Chinese electricity production grew 7.6% last year to 5.2 trillion kilowatt hours, according to data released Monday by the National Bureau of Statistics. That was faster than growth of 4.7% in 2012.
The country’s electricity consumption also corresponded with the increase in production. Electricity usage grew 7.5% last year to 5.3 trillion kilowatt hours, faster than a pace of 5.5% in 2012, according to data released last week by the country’s National Energy Administration, as energy-intensive industries such as steel production boosted power demand.
Most of the increase in last year’s power consumption was due to the industrial sector, which accounts for nearly three-quarters of total power consumption.
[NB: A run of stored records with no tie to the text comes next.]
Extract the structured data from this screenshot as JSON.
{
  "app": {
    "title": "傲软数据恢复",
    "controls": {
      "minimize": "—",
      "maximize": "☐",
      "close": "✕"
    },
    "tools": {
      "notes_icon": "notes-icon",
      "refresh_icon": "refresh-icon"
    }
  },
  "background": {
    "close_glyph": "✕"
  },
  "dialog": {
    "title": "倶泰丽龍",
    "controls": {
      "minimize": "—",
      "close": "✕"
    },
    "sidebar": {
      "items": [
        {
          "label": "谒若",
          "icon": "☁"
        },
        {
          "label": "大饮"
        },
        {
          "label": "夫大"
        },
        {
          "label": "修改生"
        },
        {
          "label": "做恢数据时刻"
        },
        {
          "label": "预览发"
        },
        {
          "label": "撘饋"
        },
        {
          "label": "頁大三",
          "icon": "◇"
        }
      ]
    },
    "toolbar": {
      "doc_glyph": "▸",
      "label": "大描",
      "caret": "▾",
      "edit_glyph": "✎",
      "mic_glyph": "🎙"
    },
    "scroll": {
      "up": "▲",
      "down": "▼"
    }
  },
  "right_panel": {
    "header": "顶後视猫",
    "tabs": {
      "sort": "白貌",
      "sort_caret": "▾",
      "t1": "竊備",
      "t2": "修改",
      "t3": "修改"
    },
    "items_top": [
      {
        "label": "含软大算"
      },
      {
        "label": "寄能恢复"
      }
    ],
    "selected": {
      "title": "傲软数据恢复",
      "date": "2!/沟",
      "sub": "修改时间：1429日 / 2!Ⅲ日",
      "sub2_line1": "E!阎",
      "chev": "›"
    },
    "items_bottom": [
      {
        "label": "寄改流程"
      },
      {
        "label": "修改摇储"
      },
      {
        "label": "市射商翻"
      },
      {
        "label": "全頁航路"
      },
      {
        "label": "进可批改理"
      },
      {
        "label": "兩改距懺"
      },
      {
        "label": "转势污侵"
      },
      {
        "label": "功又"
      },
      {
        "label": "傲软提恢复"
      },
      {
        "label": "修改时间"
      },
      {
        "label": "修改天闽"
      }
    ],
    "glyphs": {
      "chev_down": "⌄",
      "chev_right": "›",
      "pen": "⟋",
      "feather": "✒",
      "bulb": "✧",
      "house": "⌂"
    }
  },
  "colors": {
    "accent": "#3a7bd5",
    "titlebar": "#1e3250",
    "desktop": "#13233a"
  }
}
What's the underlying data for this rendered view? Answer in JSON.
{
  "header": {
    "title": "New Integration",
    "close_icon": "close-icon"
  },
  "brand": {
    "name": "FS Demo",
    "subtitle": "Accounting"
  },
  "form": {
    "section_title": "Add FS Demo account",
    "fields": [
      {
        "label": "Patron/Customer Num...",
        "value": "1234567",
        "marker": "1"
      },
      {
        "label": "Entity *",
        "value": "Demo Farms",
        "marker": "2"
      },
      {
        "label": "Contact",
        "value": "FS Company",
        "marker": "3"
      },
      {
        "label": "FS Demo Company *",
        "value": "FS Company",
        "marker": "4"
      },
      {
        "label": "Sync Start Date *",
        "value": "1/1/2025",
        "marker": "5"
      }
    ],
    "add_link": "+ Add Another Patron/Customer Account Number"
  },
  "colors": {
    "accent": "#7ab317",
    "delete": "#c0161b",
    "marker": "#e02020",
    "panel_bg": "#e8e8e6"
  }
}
China’s industrial sector consumed 3.9 trillion kilowatt hours of electricity last year, up 7% from a year earlier and accelerating from a growth rate of 3.9% in 2012. China’s steel output, for example, grew 7.5% in 2013, faster than a pace of 3.1% in 2012.
Meanwhile, although the services sector accounts for only 12% of Chinese electricity demand, it has posted annual double-digit growth rates since 2010 as a result of central government efforts to pivot the economy away from the industrial sector. Electricity consumption by the services sector grew 10.3% to 627.3 billion kilowatt hours in 2013.
Chinese Premier Li Keqiang once said he believed electricity output was a better indicator of economic growth than GDP data. If that were true, the country’s economic outlook might be more positive than official numbers suggest.